Martinelli remains a legend of stamina and longevity in the opera world, particularly for a heroic tenor, a type of voice not always associated with longevity. He made his opera debut in 1908 and sang his last performance in 1967. His voice was not, by contemporary accounts, as huge as that of most heroic tenors, but he had such strong focus and projection that he more than compensated for this perceived shortfall. Particularly at the Met, Martinelli was considered Caruso's successor in the more dramatic roles, as Gigli was in the more lyrical ones. Martinelli had a strong sense of legato phrasing, powerful breath control, and a distinctive timbre, although some listeners found it overly metallic. Martinelli made more use of rubato than what would be permitted in post-1970s practice, but unlike most heroic tenors of any era, he generally sang, rather than slurred, grace notes.
The eldest of 14 children (which may well have been a driving force behind developing such a strong voice!), Martinelli sang in the church choir and played the clarinet. When Martinelli was 17 and serving in the military, his powerful voice drew the attention of an officer who arranged for him to study with Maestro Mandolini, a noted teacher in Milan. Martinelli's opera debut in 1908 was as the messenger in Aida. In 1910, Martinelli sang the title role of Ernani at La Scala, and was promptly invited to audition for the Italian premiere of La Fanciulla del West (which had premiered at the Met with Caruso.) After some hesitation over his lack of experience, Puccini and Toscanini chose him, and later, according to one story, he was Puccini's choice for the world premiere of Turandot, but the Met management would not release Martinelli from his contract.
In 1912 he made his Covent Garden debut as Cavaradossi in Tosca, and his Met debut in 1913 — the first of an eventual 663 performances at the Met. 1913 was also the year of the posthumous premiere of Massenet's Panurge, in which Martinelli sang Pantagruel.
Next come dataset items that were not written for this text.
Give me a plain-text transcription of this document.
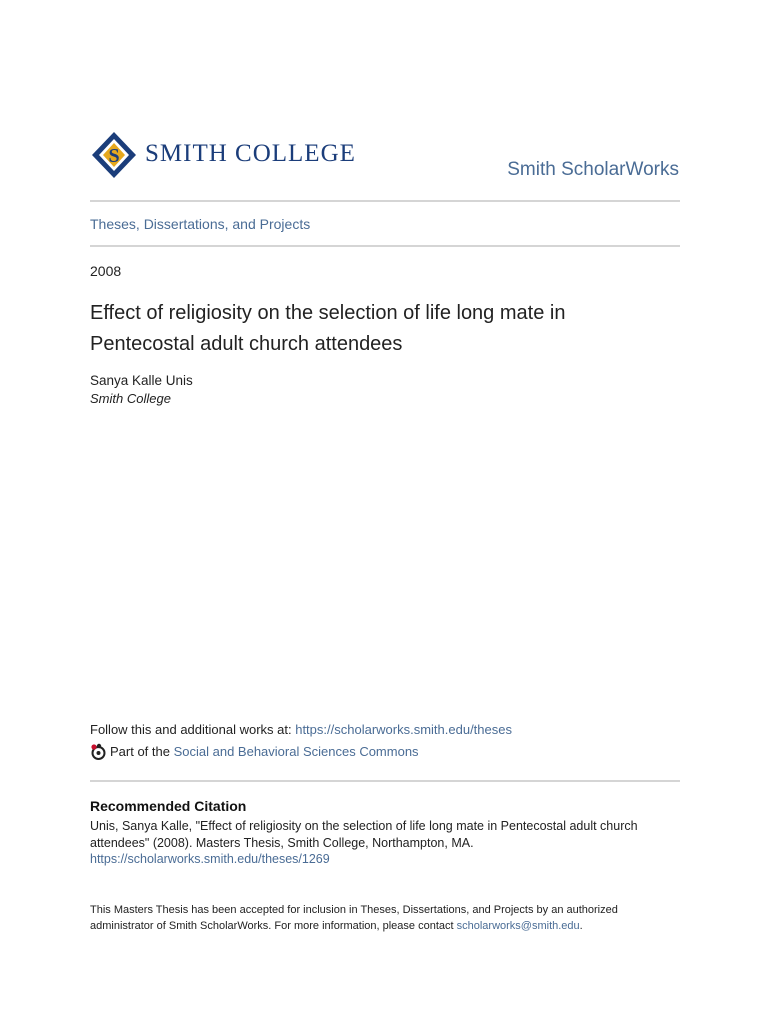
S SMITH COLLEGE
Smith ScholarWorks
Theses, Dissertations, and Projects
2008
Effect of religiosity on the selection of life long mate in
Pentecostal adult church attendees
Sanya Kalle Unis
Smith College
Follow this and additional works at: https://scholarworks.smith.edu/theses
Part of the Social and Behavioral Sciences Commons
Recommended Citation
Unis, Sanya Kalle, "Effect of religiosity on the selection of life long mate in Pentecostal adult church
attendees" (2008). Masters Thesis, Smith College, Northampton, MA.
https://scholarworks.smith.edu/theses/1269
This Masters Thesis has been accepted for inclusion in Theses, Dissertations, and Projects by an authorized
administrator of Smith ScholarWorks. For more information, please contact scholarworks@smith.edu.
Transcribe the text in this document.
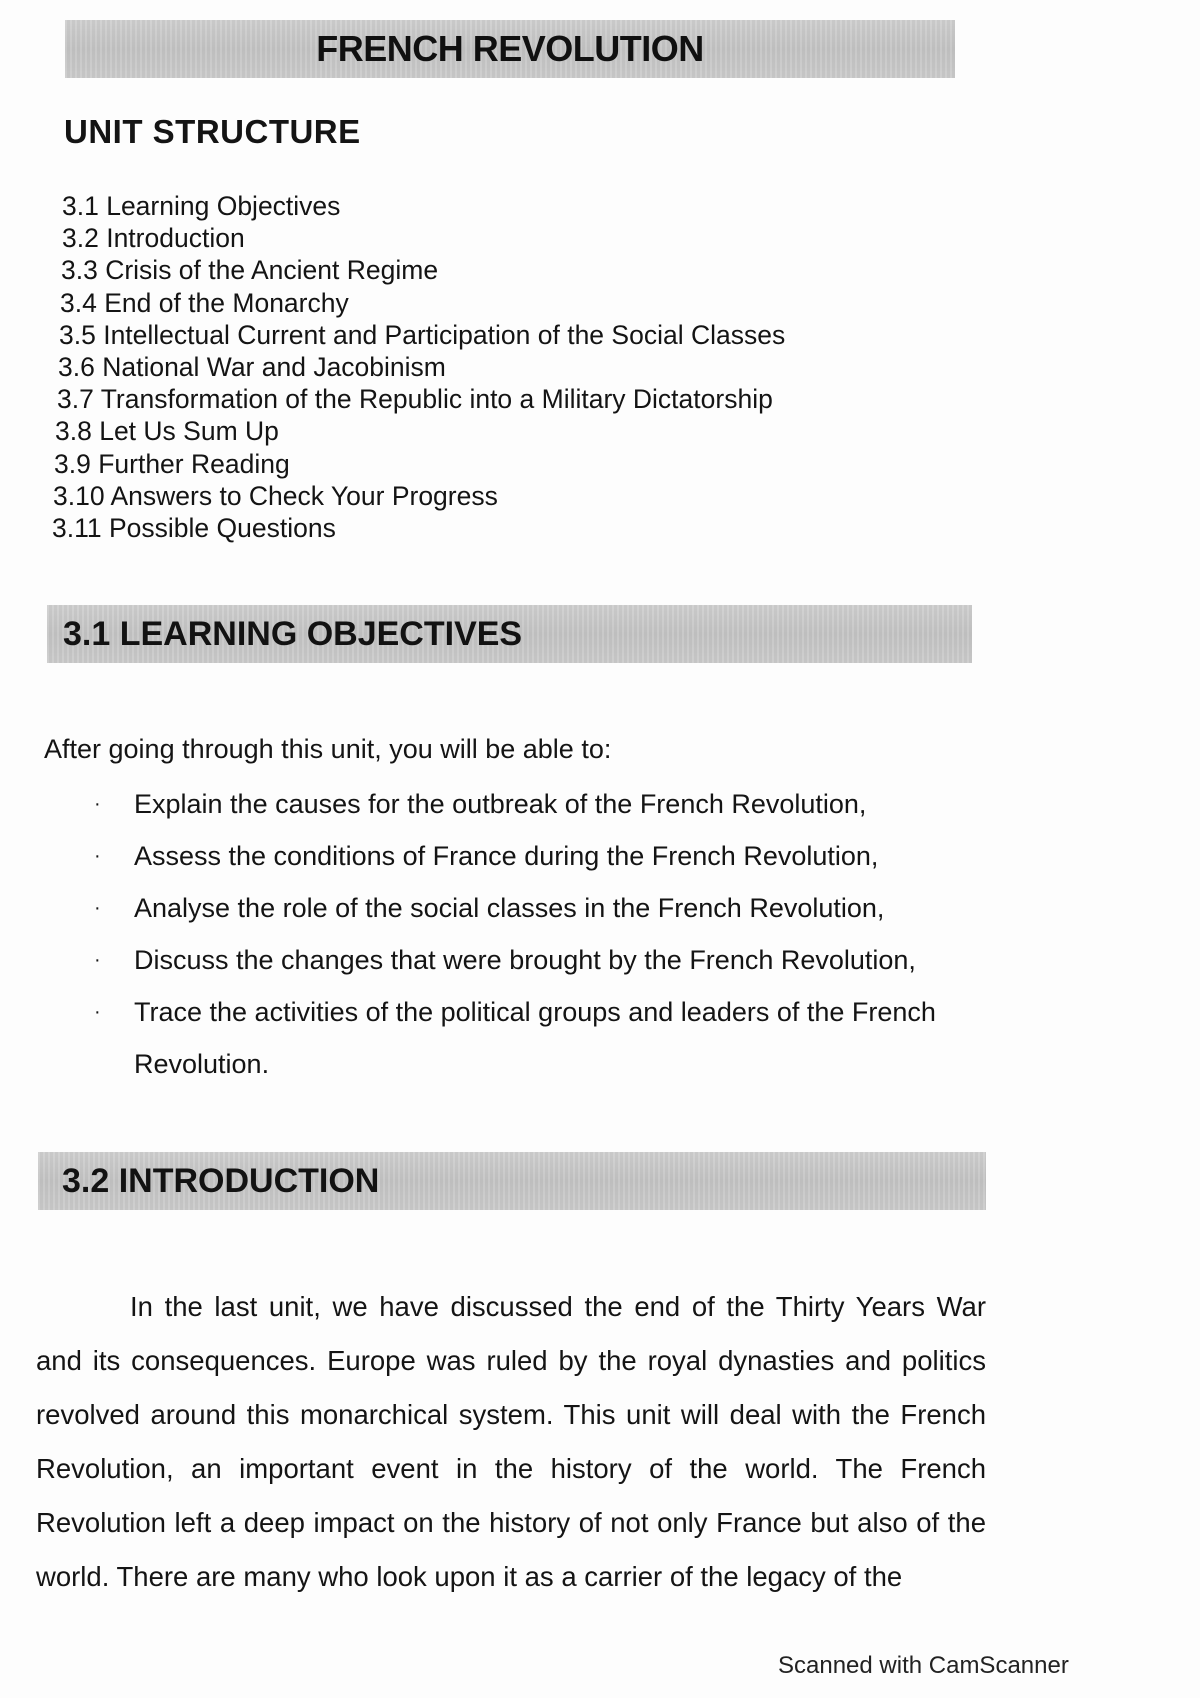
FRENCH REVOLUTION
UNIT STRUCTURE
3.1 Learning Objectives
3.2 Introduction
3.3 Crisis of the Ancient Regime
3.4 End of the Monarchy
3.5 Intellectual Current and Participation of the Social Classes
3.6 National War and Jacobinism
3.7 Transformation of the Republic into a Military Dictatorship
3.8 Let Us Sum Up
3.9 Further Reading
3.10 Answers to Check Your Progress
3.11 Possible Questions
3.1 LEARNING OBJECTIVES
After going through this unit, you will be able to:
· Explain the causes for the outbreak of the French Revolution,
· Assess the conditions of France during the French Revolution,
· Analyse the role of the social classes in the French Revolution,
· Discuss the changes that were brought by the French Revolution,
· Trace the activities of the political groups and leaders of the French Revolution.
3.2 INTRODUCTION

In the last unit, we have discussed the end of the Thirty Years War and its consequences. Europe was ruled by the royal dynasties and politics revolved around this monarchical system. This unit will deal with the French Revolution, an important event in the history of the world. The French Revolution left a deep impact on the history of not only France but also of the world. There are many who look upon it as a carrier of the legacy of the

Scanned with CamScanner
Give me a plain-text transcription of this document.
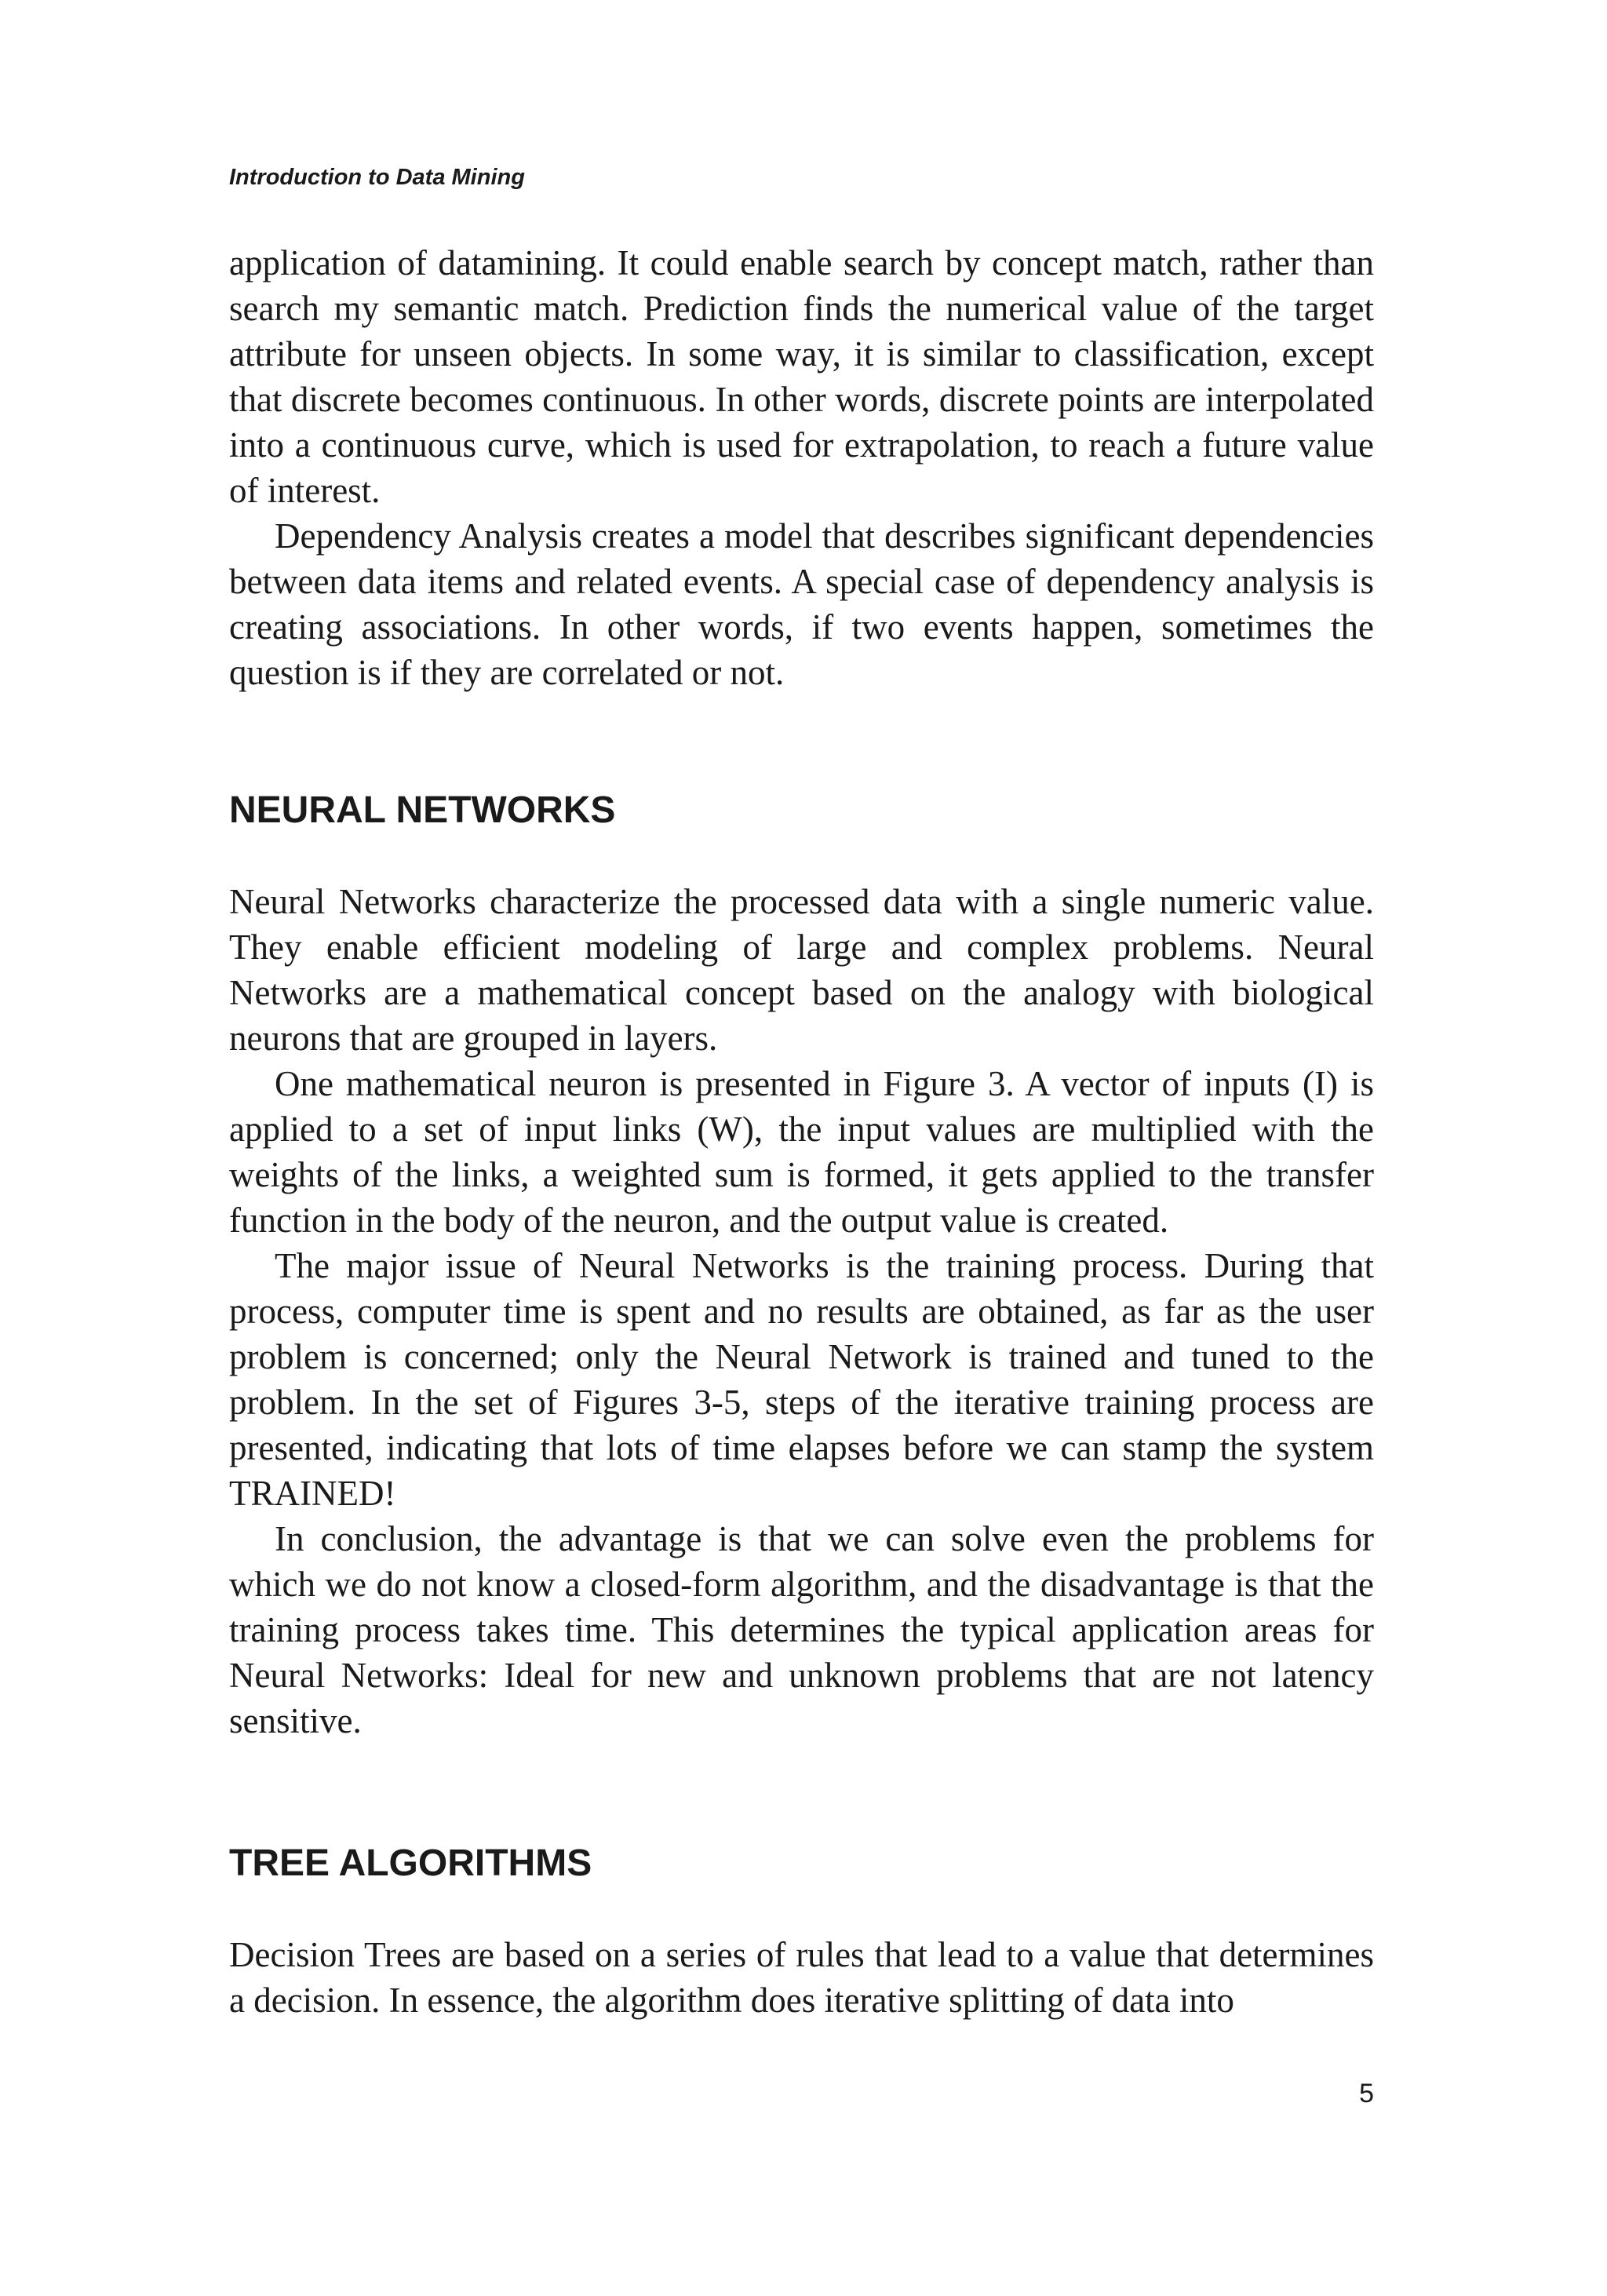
Introduction to Data Mining

application of datamining. It could enable search by concept match, rather than search my semantic match. Prediction finds the numerical value of the target attribute for unseen objects. In some way, it is similar to classification, except that discrete becomes continuous. In other words, discrete points are interpolated into a continuous curve, which is used for extrapolation, to reach a future value of interest.

Dependency Analysis creates a model that describes significant dependencies between data items and related events. A special case of dependency analysis is creating associations. In other words, if two events happen, sometimes the question is if they are correlated or not.

NEURAL NETWORKS

Neural Networks characterize the processed data with a single numeric value. They enable efficient modeling of large and complex problems. Neural Networks are a mathematical concept based on the analogy with biological neurons that are grouped in layers.

One mathematical neuron is presented in Figure 3. A vector of inputs (I) is applied to a set of input links (W), the input values are multiplied with the weights of the links, a weighted sum is formed, it gets applied to the transfer function in the body of the neuron, and the output value is created.

The major issue of Neural Networks is the training process. During that process, computer time is spent and no results are obtained, as far as the user problem is concerned; only the Neural Network is trained and tuned to the problem. In the set of Figures 3-5, steps of the iterative training process are presented, indicating that lots of time elapses before we can stamp the system TRAINED!

In conclusion, the advantage is that we can solve even the problems for which we do not know a closed-form algorithm, and the disadvantage is that the training process takes time. This determines the typical application areas for Neural Networks: Ideal for new and unknown problems that are not latency sensitive.

TREE ALGORITHMS

Decision Trees are based on a series of rules that lead to a value that determines a decision. In essence, the algorithm does iterative splitting of data into

5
In 1915 he sang Lefebvre in the premiere of Giordano's Madame Sans-Gene, and in 1916, created the role of Fernando in Granados' Goyescas. Martinelli began to increase his repertoire to include most of the Italian and French dramatic roles — Canio, Otello, Samson, Radames, Manrico, Don Jose in Carmen, Alvaro in La Forza del Destino, Eleazar in La Juive, Vasco da Gama in L'Africaine, Arnold in Rossini's William Tell.
In the 1920s, Martinelli's home town of Montagnana built a theater to be named after their "two tenors" (the other being Aureliano Pertile). Much of Martinelli's career was focused in the United States, and it was not until 1937 that he returned to Covent Garden. In 1939, he sang Tristan und Isolde in Chicago with Kirsten Flagstad. In 1945 he stopped singing staged operas at the Met, but still participated in various benefit recitals. His last "full" role was as Samson in Philadelphia in 1950, but in 1967, he sang the Emperor in a Seattle production of Turandot.
Nimbus has re-released many of Martinelli's early HMV and Victor recordings (on NI 7804), which include arias from many of his most important roles and the famous excerpts from La Forza del Destino with di Luca, Ponselle, and Pinza. Pearl has released extended excerpts from complete opera productions that feature Martinelli, including a set with material from Simon Boccanegra and Otello.